Dr. Kenton Derstine, another recently retired MHF board member and a past president of the Mennonite Chaplains Association (MCA), expresses an urgent need for the holistic perspective on health that is recognized by MHF’s diverse fellowship of Anabaptist providers. He says that collaboration of a diversity of health-care perspectives is paramount to working together to support optimal health through holistic preventive and therapeutic approaches on both the individual and community level. With the disbanding of MCA in 2017, Kenton urges chaplains to continue engaging with other Anabaptist health-care professionals through MHF.

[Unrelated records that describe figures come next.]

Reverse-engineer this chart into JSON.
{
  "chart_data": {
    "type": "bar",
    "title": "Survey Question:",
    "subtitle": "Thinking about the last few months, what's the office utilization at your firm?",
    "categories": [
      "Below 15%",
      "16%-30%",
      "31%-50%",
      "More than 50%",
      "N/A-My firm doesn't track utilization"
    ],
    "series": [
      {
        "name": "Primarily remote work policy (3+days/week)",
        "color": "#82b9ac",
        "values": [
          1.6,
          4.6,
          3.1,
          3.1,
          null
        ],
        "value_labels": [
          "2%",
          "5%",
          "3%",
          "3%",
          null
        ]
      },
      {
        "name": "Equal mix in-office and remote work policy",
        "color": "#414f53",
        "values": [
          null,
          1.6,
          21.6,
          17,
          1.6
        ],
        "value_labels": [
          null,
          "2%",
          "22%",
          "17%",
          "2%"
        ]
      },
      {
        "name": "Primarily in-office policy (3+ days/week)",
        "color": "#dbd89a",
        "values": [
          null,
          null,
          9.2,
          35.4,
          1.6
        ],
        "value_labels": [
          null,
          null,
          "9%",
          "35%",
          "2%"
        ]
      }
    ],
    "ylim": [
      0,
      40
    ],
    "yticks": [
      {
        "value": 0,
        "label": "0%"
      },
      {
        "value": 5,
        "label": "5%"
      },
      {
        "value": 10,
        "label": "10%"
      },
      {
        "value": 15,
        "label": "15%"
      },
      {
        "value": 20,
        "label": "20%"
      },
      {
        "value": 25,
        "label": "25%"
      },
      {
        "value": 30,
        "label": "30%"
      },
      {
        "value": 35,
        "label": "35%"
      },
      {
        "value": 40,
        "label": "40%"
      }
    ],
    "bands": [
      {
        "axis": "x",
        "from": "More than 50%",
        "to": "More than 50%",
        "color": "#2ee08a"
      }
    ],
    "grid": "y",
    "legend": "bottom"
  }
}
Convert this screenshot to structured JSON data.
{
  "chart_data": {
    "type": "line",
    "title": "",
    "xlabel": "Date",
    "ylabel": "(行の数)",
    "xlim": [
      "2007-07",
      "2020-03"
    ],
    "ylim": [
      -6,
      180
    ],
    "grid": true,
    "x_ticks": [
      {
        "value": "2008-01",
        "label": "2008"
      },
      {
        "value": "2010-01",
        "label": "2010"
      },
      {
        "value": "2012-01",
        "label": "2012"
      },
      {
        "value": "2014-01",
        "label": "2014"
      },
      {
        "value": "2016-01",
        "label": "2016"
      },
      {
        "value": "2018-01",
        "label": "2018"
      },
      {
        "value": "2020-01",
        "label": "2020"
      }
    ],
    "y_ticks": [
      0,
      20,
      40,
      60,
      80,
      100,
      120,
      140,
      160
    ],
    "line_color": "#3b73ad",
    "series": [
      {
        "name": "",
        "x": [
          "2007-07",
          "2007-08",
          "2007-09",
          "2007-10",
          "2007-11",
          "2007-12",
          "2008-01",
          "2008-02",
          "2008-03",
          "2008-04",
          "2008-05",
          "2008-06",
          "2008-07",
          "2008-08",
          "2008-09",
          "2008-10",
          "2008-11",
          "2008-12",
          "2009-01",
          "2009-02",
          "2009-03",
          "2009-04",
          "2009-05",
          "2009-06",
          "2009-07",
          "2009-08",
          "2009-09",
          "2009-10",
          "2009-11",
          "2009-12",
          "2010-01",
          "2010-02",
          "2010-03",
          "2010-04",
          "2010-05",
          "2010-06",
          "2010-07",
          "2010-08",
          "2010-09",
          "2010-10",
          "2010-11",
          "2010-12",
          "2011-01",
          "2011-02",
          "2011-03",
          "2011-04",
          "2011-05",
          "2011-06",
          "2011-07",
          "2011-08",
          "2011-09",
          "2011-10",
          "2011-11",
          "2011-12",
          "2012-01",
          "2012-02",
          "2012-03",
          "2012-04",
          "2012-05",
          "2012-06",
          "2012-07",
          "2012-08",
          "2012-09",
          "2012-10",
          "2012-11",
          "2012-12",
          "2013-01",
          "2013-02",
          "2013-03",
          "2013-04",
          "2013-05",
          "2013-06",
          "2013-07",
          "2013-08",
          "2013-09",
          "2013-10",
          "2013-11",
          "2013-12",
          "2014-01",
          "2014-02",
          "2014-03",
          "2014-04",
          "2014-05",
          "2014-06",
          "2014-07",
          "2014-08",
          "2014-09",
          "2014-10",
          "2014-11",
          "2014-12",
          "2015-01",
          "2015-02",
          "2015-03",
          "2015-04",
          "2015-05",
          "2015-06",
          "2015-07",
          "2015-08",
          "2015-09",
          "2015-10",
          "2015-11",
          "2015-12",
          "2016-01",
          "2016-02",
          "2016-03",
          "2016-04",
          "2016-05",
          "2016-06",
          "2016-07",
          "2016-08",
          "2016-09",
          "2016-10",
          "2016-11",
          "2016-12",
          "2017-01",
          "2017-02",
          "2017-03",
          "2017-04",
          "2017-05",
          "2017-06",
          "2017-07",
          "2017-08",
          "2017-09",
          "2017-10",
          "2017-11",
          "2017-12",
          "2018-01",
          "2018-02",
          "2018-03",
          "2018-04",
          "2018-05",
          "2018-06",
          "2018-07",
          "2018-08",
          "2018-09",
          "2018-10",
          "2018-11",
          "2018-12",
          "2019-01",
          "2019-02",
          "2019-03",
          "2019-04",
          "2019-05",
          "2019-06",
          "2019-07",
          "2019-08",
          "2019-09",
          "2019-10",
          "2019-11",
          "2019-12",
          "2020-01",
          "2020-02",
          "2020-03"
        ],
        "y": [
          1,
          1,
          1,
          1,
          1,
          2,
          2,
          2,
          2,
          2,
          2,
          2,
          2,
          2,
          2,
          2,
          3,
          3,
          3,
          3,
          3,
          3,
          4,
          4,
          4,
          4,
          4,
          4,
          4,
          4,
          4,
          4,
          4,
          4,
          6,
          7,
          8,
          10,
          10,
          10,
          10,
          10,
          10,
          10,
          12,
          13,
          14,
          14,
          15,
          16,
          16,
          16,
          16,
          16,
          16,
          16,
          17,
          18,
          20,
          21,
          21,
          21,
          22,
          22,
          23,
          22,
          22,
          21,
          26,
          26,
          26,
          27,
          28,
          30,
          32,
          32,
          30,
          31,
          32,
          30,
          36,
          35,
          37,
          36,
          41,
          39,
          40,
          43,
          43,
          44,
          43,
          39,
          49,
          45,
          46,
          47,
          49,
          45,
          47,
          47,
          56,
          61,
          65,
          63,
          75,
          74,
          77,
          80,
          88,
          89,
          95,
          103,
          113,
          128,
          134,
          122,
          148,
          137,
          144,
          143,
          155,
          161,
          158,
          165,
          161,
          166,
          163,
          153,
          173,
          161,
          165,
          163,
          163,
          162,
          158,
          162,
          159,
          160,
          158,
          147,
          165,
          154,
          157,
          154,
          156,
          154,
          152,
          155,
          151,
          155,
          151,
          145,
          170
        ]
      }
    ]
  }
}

As I plod through a final year of dental residency and prepare to begin practice in the niches of public health, geriatric and special-needs dentistry, I ask myself why I want to be a dentist. On most days, my answer is optimistic. On other days, it is jaded by a variety of demands and details. I think back to my introduction to MHF five years ago, when I was a second-year dental student. As a first-generation graduate student, I found values gained during undergraduate studies at Eastern Mennonite University, Harrisonburg, Va., most formative for developing a distinct professional identity. Connecting with a diverse fellowship of like-minded health-care providers through MHF became both a source of inspiration and a comfort. Continuing in my role as MHF president this year, I reminded our board of directors to recognize the core of our Anabaptist identity as a peace tradition. Our unique opportunity is to be a peace witness within the healing professions, in seeking to do no harm as individual health-care providers, faith communities and practitioners within our professions. We welcome many more diverse perspectives into this fellowship to reimagine conscientious objection within a Medical Industrial Complex era.
Lyubov Slashcheva is board president of Mennonite Healthcare Fellowship.
References:
- Morris N. 2016. Medical school can be brutal, and it’s making many of us suicidal. The Washington Post.
- Guille C, et al. 2015. Web-based cognitive behavioral therapy interventions for the prevention of suicidal ideation in medical interns. JAMA Psychiatry. 72(12): 1192.
- Schernhammer ES, et al. 2004. Suicide rates among physicians: A quantitative and gender assessment (Meta-Analysis). American Journal of Psychiatry AJP. 161(12):2295-2302.
- Ehrenreich B and Ehrenreich J. 1969. The Medical Industrial Complex. The Bulletin of the Health Policy Advisory Center. November Issue.
- Litz BT, et al. 2009. Moral Injury and moral repair in war veterans: a preliminary model and intervention strategy. Clinical Psychology Review. 29(8):695-706.
- Talbot SG and Dean W. 2018. Physicians aren’t ‘burning out.’ They’re suffering from moral injury. STAT. July 26,2018.
- Bodenheimer T and Sinsky C. 2014. From Triple to Quadruple Aim: care of the patient requires care of the provider. Annals of Family Medicine. 12(6):573-576.
- Mennonite Healthcare Fellowship. About MHF. Mission Statement. Mennohealth.org.